The algorithm uses a 3-Dimensional Convolutional Neural Network that serves as a classifier trained on CATH 4.2 S95 domains. The model can predict amino acid types with 57.3% accuracy using the conditional model.

### Sampling Process

The algorithm expects that the likelihood of a given side-chain identity and the following conformation is dictated by the surrounding environment. It defines the environment $$env_i$$ as the combination of the backbone atoms $$X$$ and neighboring residues $$y_{NB(i)}$$.

$$p(y_i \mid env_i)= p(r_i \mid env_i) \prod\limits_{j=1}^4 p({\chi_j}_i \mid {\chi_1}_{:j-1}, r_i, env_i)$$

where $$r_i \in \{1...20\}$$ is the amino acid type of residue $$i$$ and $${\chi_1}_i, {\chi_2}_i, {\chi_3}_i, {\chi_4}_i \in [-180^{\circ}, 180^{\circ}]$$ are the torsion angles for the side chain.

The algorithm samples a residue type based on the provided model distribution. That sample is then used to predict for the torsion angles, from which the algorithm samples in an autoregressive fashion.

### Building the Interface

The output of the conditional and baseline models is a multi-dimensional matrix known as a tensor. The tensor is populated with un-normalized log probabilities of possible residue types for each particular space.

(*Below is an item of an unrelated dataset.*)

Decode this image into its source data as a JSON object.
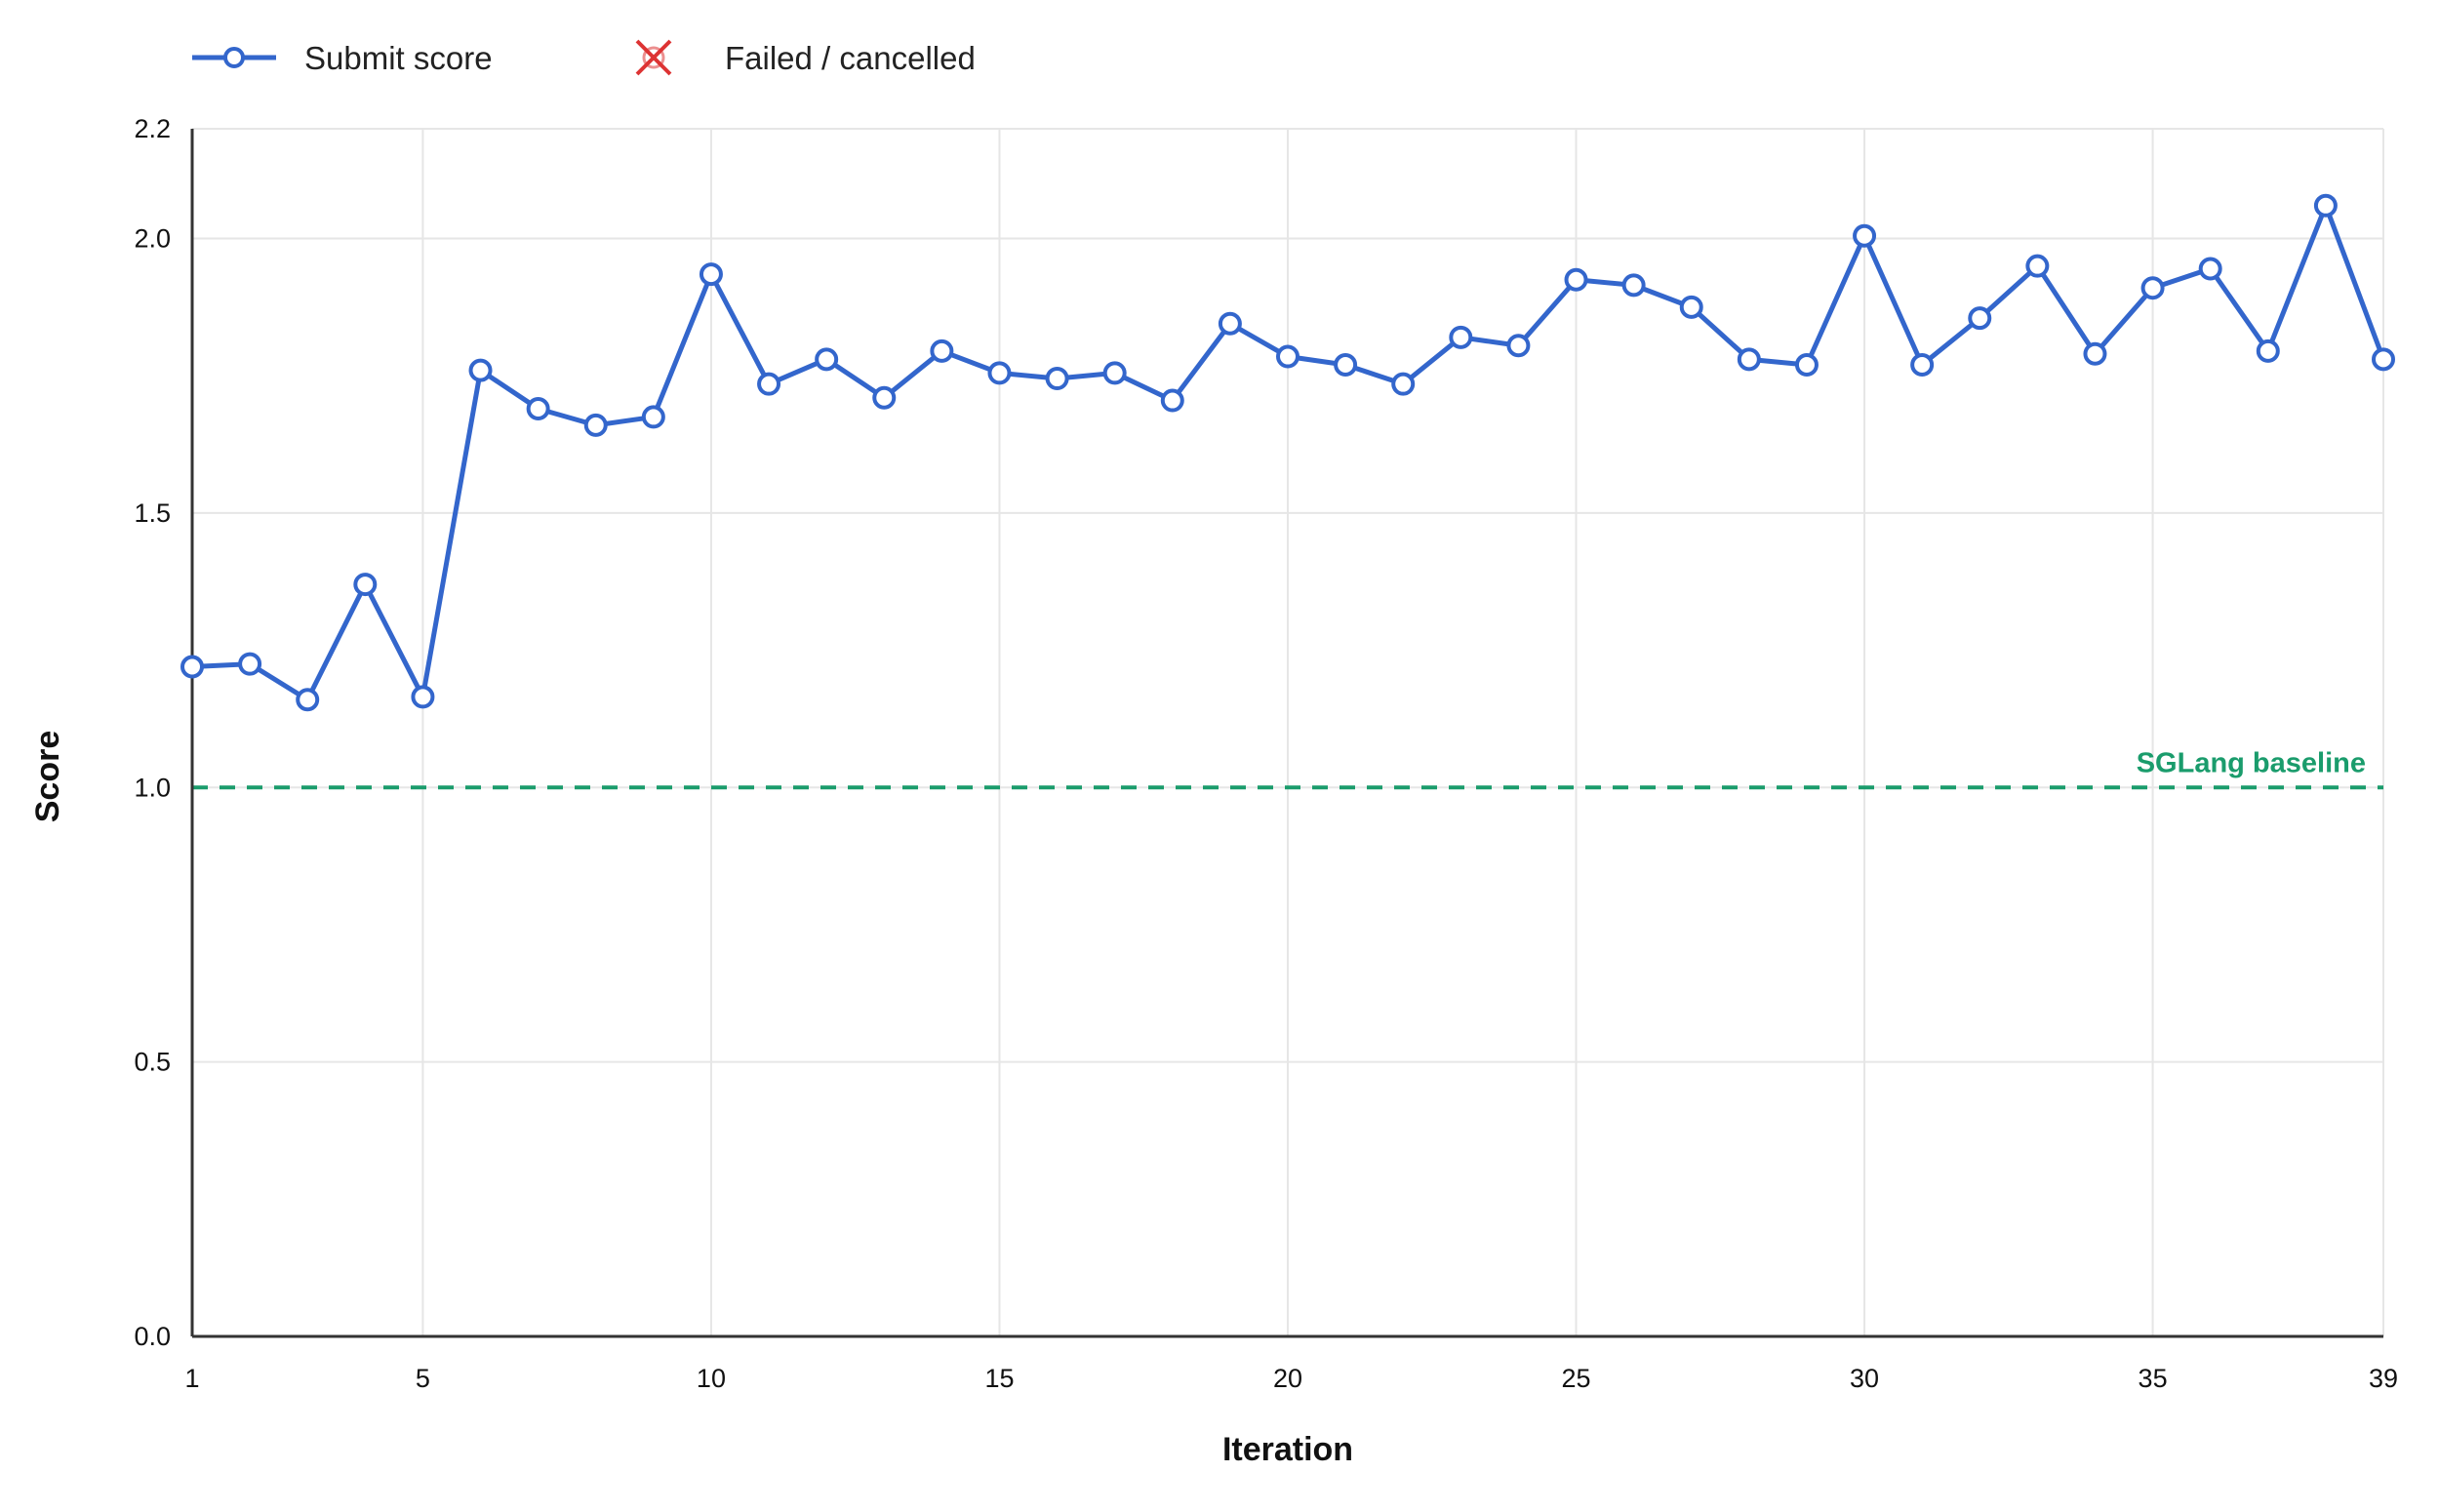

from torch.distributions.categorical import Categorical
...
self.logits = get_energy(self.pose) # gets the un-normalized log probabilities from the models
...
self.sample(self.logits, idx) # calls sampling with the tensor
...
dist = Categorical(logits=logits[idx]) # creates a distribution object from which the sample is drawn
The interface is based on modifying those un-normalized log probabilities before they are used to create a distribution object to draw a sample

### Results

The results show that constraining certain residues inside the core of the protein can result in the model building chemical structures like hydrogen bonding networks

### More Results

The model also produces more polar side-chains in the core if the neighboring residues are set to polar amino acids as the distribution tends to shift.